By Randall Osborne

Staff Writer

NEW YORK — With Congress' proposed anti-cloning bill making headlines in the past year, the ethics of biotechnology became a hotter issue than ever — and companies had better get used to that heat, said Carl Feldbaum, president of the Biotechnology Industry Organization (BIO). The group's 12th annual international conference opens here today.

"This has not been an easy year, and we should expect many more like it in the future," Feldbaum told BioWorld Today. "The excitement and the drama are not going away."

Ethics issues are hardly new, nor are they "necessarily more important then the economic and social issues, but they've won their place at the same level," Feldbaum said.

In February, a filibuster blocked the anti-cloning bill, which Feldbaum said would have stopped important stem-cell research, from a floor vote. (See BioWorld Today, Feb. 12, 1998, p. 1.)

Biotechnology made a name for itself by "just saying no" to the cloning of a human being. "Rather than eroding the industry's reputation, [the fight over cloning] enhanced it, and we gained respect on Capitol Hill," Feldbaum said.

Placed more often in the media spotlight, industry leaders will be required to explain succinctly the nature of their research, he added.

"When you're out there, and you're accurate and honest, a fair press tends to follow," he said.

With more than 4,000 attendees expected at this year's conference, Feldbaum said, "one over-arching theme is probably not realistic." But Feldbaum's keynote speech, which he was to deliver today to open the conference, will deal strongly with biotechnology's ethics and how its leaders make clear their industry's agenda as they wield increasing influence.

The public's lack of sophistication about biotechnology is likely what led to last month's skyrocketing of Rockville, Md.-based EntreMed Inc.'s stock, on the heels of reports about the company's cancer drug program, but the hysteria "was quickly self-correcting," Feldbaum observed. (See BioWorld Today, May 5, 1998, p. 1.)

"People were awe-struck at first, and then it corrected itself," as the company explained its anti-angiogenesis compounds more fully, he added.

Fifty news organizations, with 120 editors and reporters, will cover the conference this year, Feldbaum noted — another indicator of the broad general interest in biotechnology.

"That doesn't break the record, it shatters the record," he said. "It's more than double the coverage we've had in any former year.
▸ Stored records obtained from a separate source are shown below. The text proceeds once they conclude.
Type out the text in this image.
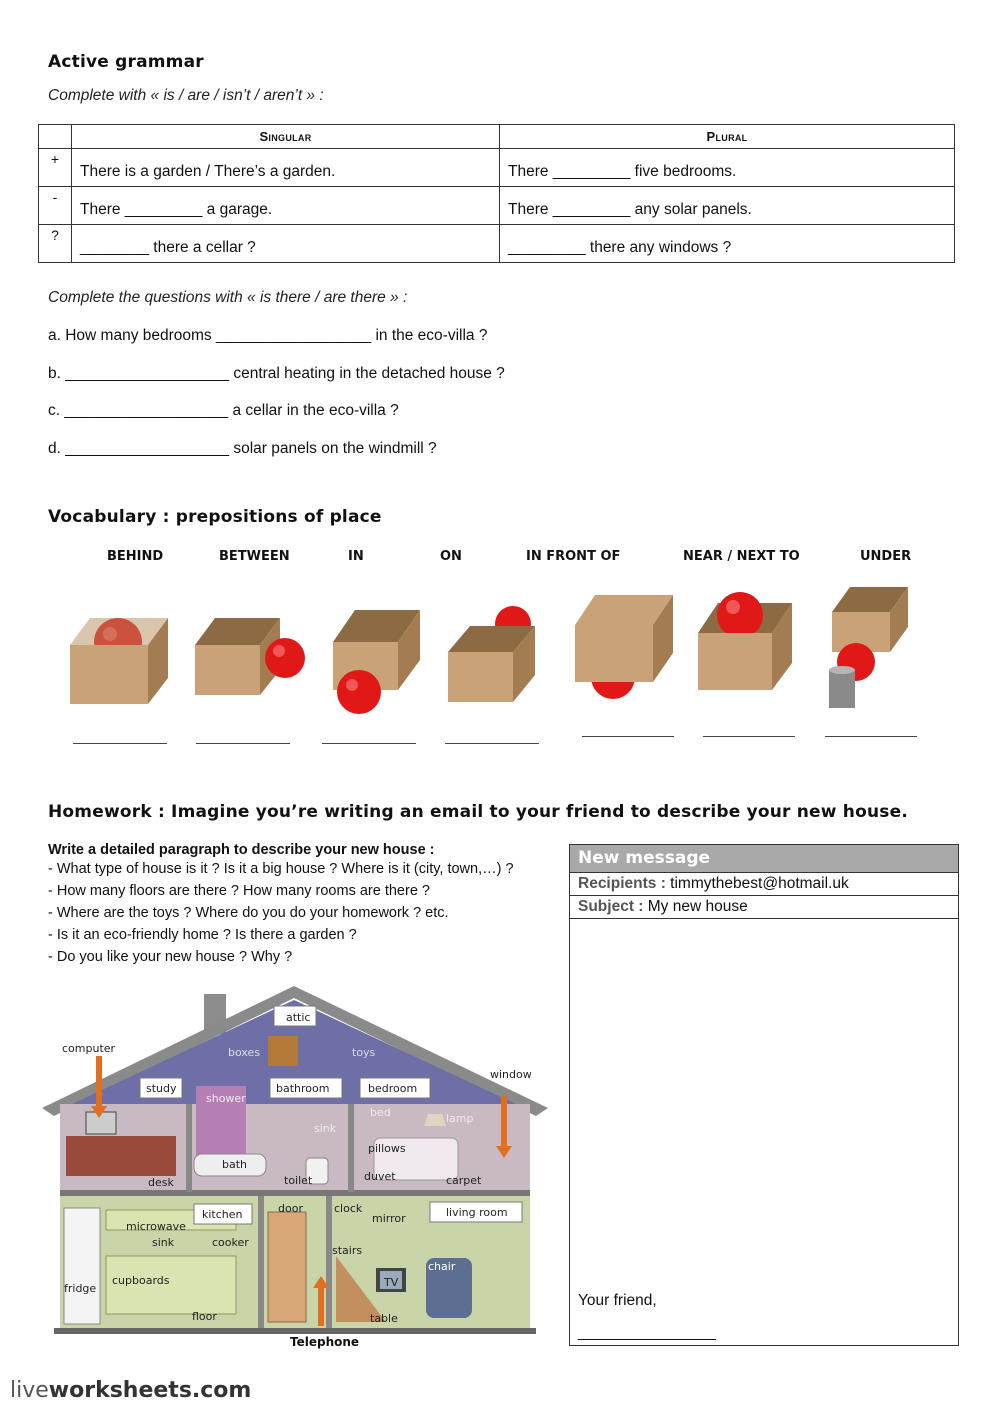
Active grammar
Complete with « is / are / isn’t / aren’t » :
	Singular	Plural
+	There is a garden / There’s a garden.	There _________ five bedrooms.
-	There _________ a garage.	There _________ any solar panels.
?	________ there a cellar ?	_________ there any windows ?
Complete the questions with « is there / are there » :
a. How many bedrooms __________________ in the eco-villa ?
b. ___________________ central heating in the detached house ?
c. ___________________ a cellar in the eco-villa ?
d. ___________________ solar panels on the windmill ?
Vocabulary : prepositions of place
BEHIND	BETWEEN	IN	ON	IN FRONT OF	NEAR / NEXT TO	UNDER
Homework : Imagine you’re writing an email to your friend to describe your new house.
Write a detailed paragraph to describe your new house :
- What type of house is it ? Is it a big house ? Where is it (city, town,…) ?
- How many floors are there ? How many rooms are there ?
- Where are the toys ? Where do you do your homework ? etc.
- Is it an eco-friendly home ? Is there a garden ?
- Do you like your new house ? Why ?
New message
Recipients : timmythebest@hotmail.uk
Subject : My new house
Your friend,
________________
attic
boxes	toys
computer
window
study
shower
bathroom	bedroom
bed	lamp
sink
pillows
bath
toilet	duvet	carpet
desk
kitchen	door	clock
mirror	living room
microwave
sink	cooker
stairs
chair
TV
cupboards
fridge
floor	table
Telephone
liveworksheets.com
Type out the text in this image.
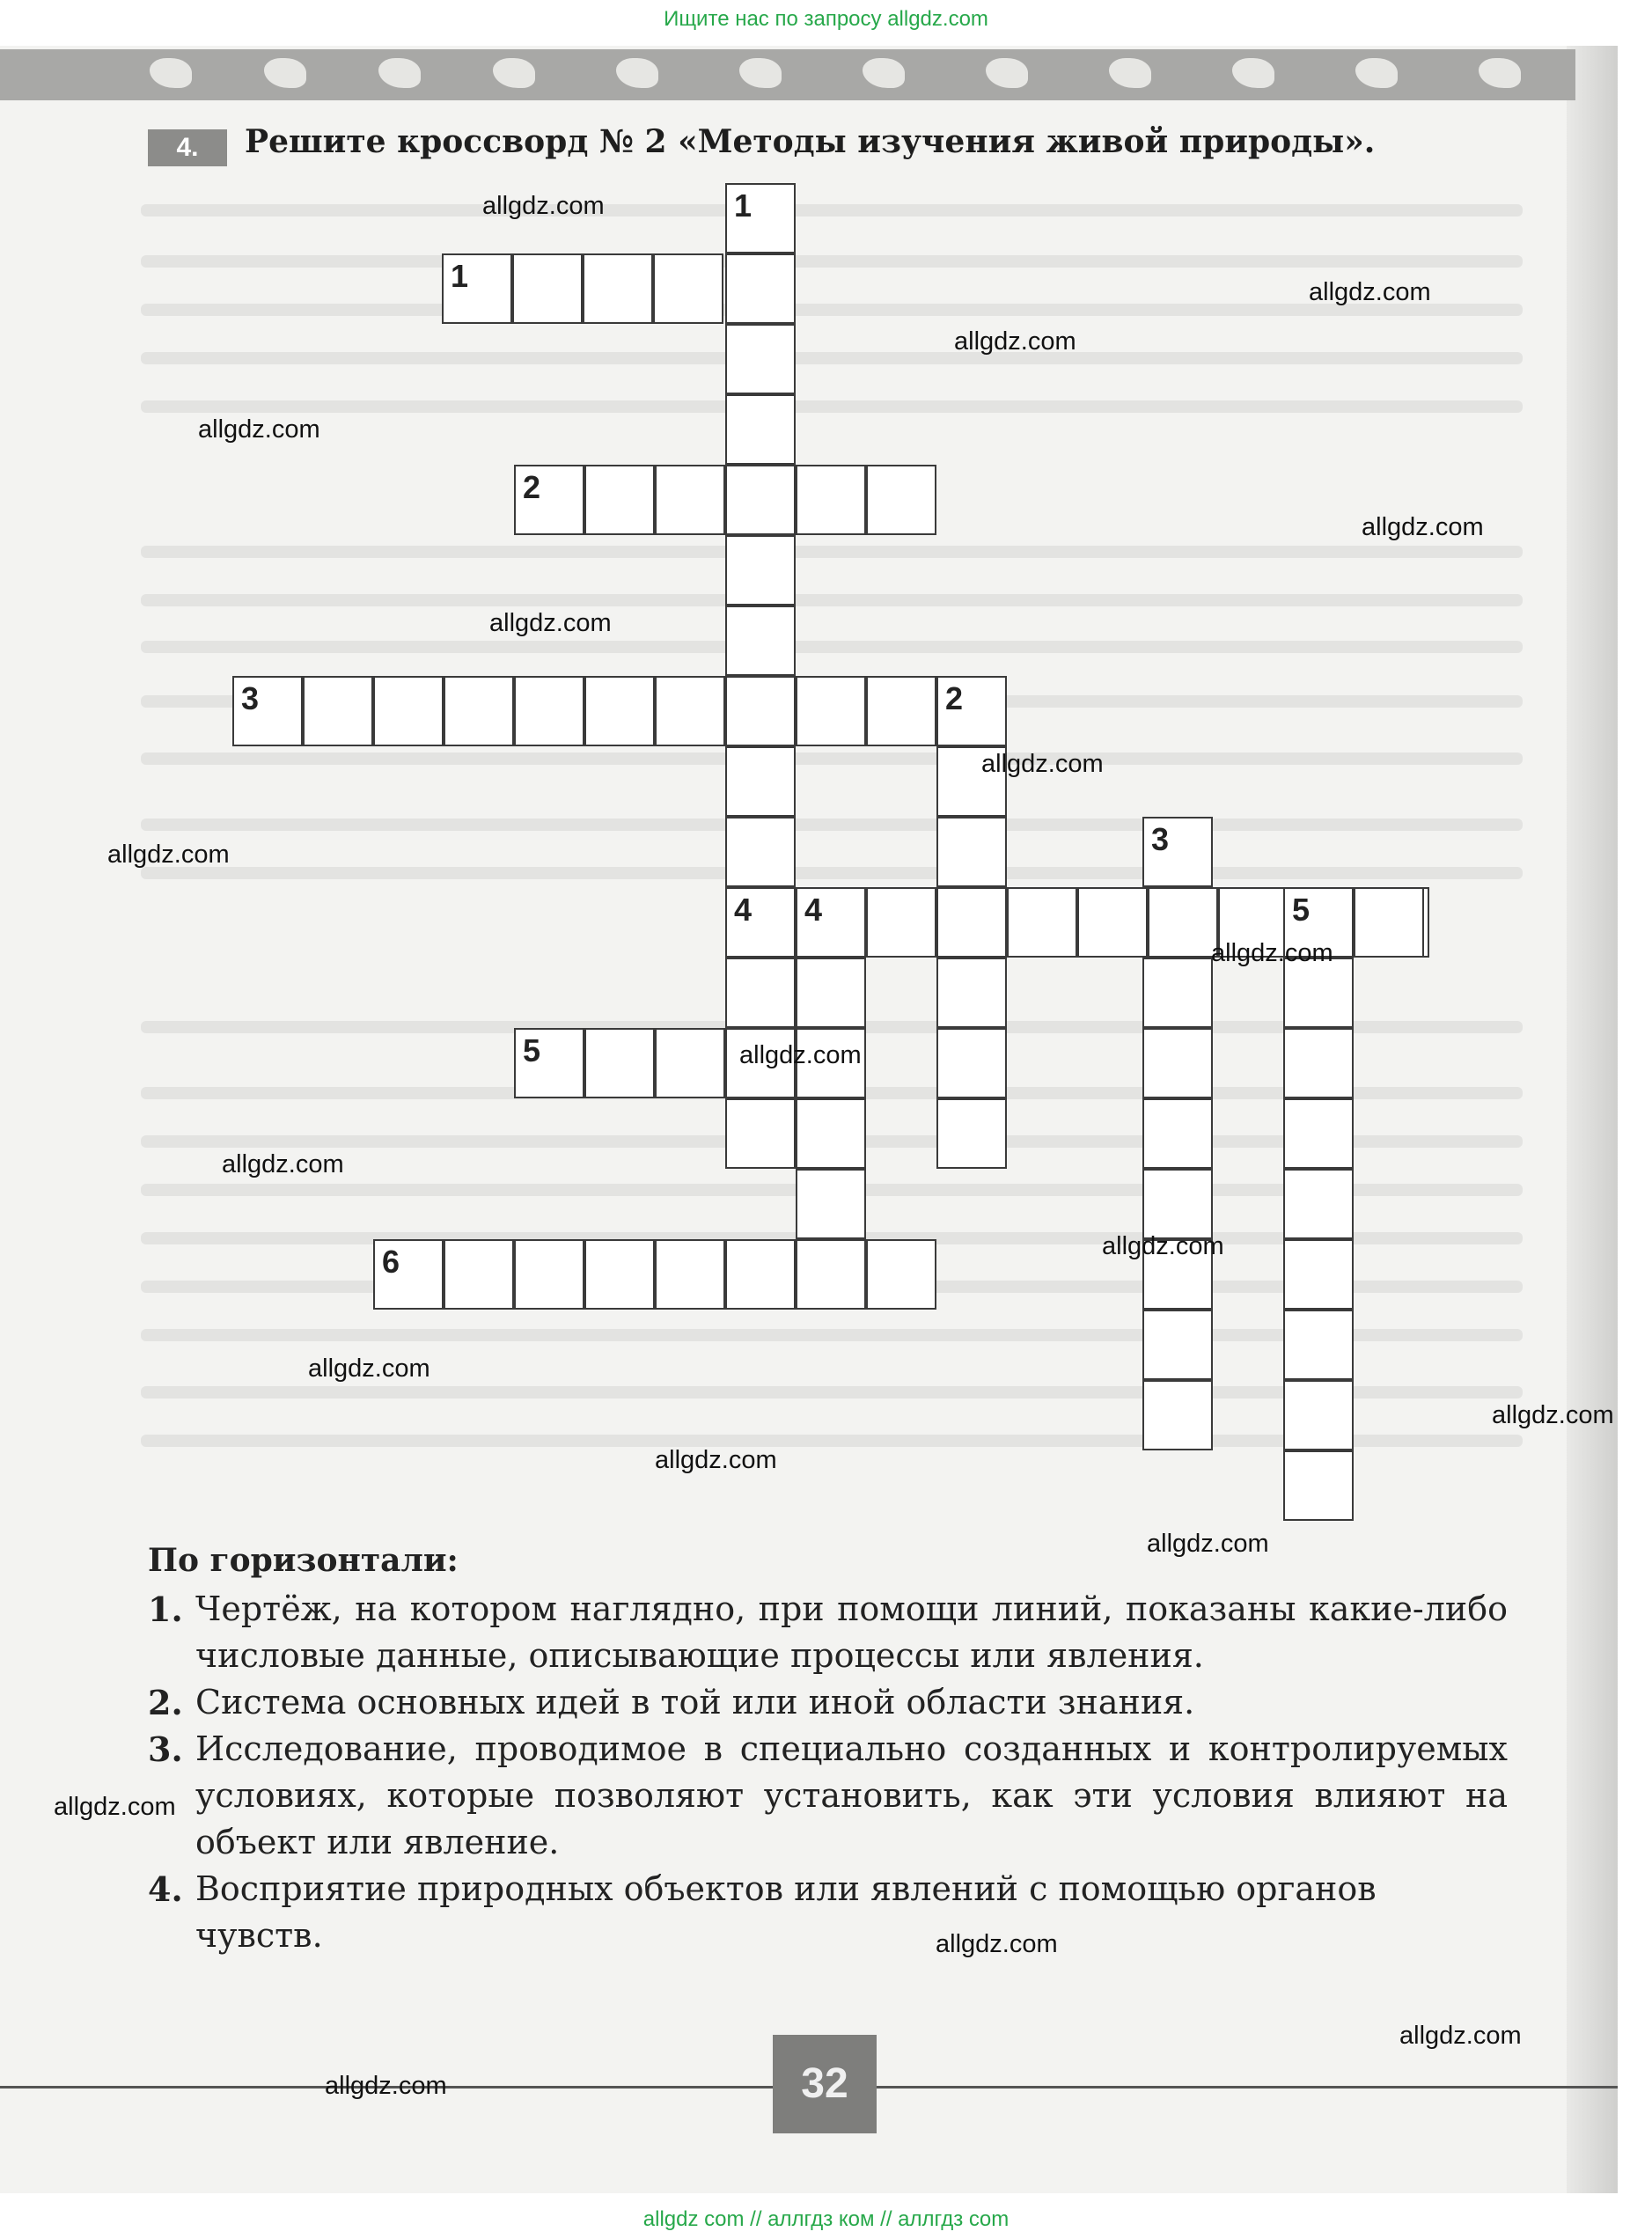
Ищите нас по запросу allgdz.com
4.	Решите кроссворд № 2 «Методы изучения живой природы».
1
1
2
3	2
3
4 4	5
5
6
По горизонтали:
1. Чертёж, на котором наглядно, при помощи линий, показаны какие-либо числовые данные, описывающие процессы или явления.
2. Система основных идей в той или иной области знания.
3. Исследование, проводимое в специально созданных и контролируемых условиях, которые позволяют установить, как эти условия влияют на объект или явление.
4. Восприятие природных объектов или явлений с помощью органов чувств.
32
allgdz.com
allgdz.com
allgdz.com
allgdz.com
allgdz.com
allgdz.com
allgdz.com
allgdz.com
allgdz.com
allgdz.com
allgdz.com
allgdz.com
allgdz.com
allgdz.com
allgdz.com
allgdz.com
allgdz.com
allgdz.com
allgdz.com
allgdz.com
allgdz com // аллгдз ком // аллгдз com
I've got an interview Friday with Vogue [magazine]," he added.

Among the meetings at this year's event is an investor and partnering conference, June 15 and 16. Almost 90 companies are scheduled to make presentations at the meeting, the first of its kind at the BIO conference.

The days are over when biotechnology companies would arrive at conferences with buyout prices ready, Feldbaum said.

"CEOs and business development people have created whole new paradigms of partnering and licensing, and there are enormously innovative cases studies," he said. "It's not this formulaic 'big fish eats little fish.' It's not a New Yorker cartoon. It's much more sophisticated stuff, having to do with what you bring to the table in terms of technology, management and business acumen."